Thomas: I coached soccer for a long time and I was fairly successful at it. There was some crossover between soccer and hockey. Some hockey parents knew I coached soccer and suggested I coach hockey. I started getting into hockey about five, six years ago. The first team I coached was atom B. Your coaching philosophy?
Thomas: I’m a make-orbreak coach. I take it as ‘let’s build something coherent’ that does well. I hold myself to high standards. I was a university professor for 14 years and I got good results at that because I had set the bar (high) and keep it there.
You have to have confidence in what you are doing to be able to drive the kids with conviction. You take them seriously, they’ll take you seriously. It’s a reciprocal process. It’s a relationship I have with my players. Exceptional coaches are ones that get kids to overachieve. It’s way more fun when you win.
Let’s do something grand while we have these moments on this planet. It’s like anything: if you are going to do it, do it well. It’s more fun when you do it well.
Coaching is an exercise in psychology. You have to get the kids to be believe in themselves. Once you’ve done that, you’ve won the battle. If they don’t believe in themselves, they’re not going to achieve and they’re not going to have as much fun.

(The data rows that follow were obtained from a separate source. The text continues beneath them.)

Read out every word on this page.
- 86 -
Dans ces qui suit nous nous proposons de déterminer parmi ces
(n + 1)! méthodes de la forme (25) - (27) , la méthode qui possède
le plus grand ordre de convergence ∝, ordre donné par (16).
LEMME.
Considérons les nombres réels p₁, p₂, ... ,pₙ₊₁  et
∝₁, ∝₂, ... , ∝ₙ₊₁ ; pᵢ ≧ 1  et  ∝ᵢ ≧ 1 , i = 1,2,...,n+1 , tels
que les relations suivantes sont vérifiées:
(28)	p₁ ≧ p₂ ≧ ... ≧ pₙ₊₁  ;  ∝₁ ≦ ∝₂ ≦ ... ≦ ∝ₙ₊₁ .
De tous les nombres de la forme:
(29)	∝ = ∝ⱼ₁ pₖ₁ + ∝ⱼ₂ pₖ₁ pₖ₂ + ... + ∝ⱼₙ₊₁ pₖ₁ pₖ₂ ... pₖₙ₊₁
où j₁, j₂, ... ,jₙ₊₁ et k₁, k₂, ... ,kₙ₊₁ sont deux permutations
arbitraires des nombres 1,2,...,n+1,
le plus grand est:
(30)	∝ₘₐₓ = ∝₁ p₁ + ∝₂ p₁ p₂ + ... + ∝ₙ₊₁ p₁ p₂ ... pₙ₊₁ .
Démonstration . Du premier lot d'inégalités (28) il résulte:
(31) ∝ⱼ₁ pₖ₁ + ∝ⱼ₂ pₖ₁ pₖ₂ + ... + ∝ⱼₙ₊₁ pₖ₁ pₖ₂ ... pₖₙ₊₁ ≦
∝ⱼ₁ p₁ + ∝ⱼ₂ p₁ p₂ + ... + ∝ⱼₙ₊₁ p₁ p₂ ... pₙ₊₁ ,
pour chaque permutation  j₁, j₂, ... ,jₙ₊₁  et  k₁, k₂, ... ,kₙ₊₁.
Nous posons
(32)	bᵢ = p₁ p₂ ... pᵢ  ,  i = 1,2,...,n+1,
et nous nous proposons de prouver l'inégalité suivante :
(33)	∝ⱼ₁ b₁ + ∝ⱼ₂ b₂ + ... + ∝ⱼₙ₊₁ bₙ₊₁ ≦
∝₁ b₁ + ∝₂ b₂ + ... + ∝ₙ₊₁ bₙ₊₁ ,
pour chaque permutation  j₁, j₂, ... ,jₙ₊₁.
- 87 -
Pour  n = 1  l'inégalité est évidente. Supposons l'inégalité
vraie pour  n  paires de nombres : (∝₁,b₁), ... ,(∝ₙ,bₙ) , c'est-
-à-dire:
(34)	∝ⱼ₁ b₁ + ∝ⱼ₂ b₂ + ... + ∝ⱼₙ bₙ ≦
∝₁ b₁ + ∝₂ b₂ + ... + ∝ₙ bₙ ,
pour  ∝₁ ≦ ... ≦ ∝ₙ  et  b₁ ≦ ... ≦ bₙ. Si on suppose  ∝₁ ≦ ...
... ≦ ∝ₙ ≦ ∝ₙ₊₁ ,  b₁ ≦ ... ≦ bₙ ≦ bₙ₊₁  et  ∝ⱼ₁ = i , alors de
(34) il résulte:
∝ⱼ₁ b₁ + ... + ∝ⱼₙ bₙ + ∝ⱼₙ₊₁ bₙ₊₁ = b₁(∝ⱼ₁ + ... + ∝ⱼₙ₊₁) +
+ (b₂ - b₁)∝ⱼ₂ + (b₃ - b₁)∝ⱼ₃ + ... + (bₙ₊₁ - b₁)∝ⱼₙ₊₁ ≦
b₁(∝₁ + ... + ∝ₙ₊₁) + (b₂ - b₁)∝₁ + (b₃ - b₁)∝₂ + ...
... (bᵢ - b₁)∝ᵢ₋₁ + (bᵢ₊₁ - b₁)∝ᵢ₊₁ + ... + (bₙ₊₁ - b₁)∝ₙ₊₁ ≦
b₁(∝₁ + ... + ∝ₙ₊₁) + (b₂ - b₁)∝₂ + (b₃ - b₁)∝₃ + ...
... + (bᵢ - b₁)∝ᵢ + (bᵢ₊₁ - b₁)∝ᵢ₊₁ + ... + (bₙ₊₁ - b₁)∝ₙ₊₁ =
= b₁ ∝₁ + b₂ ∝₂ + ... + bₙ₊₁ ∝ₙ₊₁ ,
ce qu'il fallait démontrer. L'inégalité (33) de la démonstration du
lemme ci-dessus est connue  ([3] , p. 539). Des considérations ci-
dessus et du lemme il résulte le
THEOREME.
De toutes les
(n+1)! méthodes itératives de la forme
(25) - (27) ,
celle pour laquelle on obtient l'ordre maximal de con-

What do you focus on during practices?
Thomas: It’s skill development and positioning. Where they should be moving the puck to from each position.
What’s the hardest thing for a coach to teach?
Thomas: Not to play individually. To perceive of the process as a collective. A lot of them are very enamoured with their own skills and how they move. They all want to do it themselves, especially at this level. They want to be Bobby Orr, but they have to learn to use all the pieces of the puzzle, to use their team. It’s the hardest thing to teach, to fully understand the importance of not being individualistic.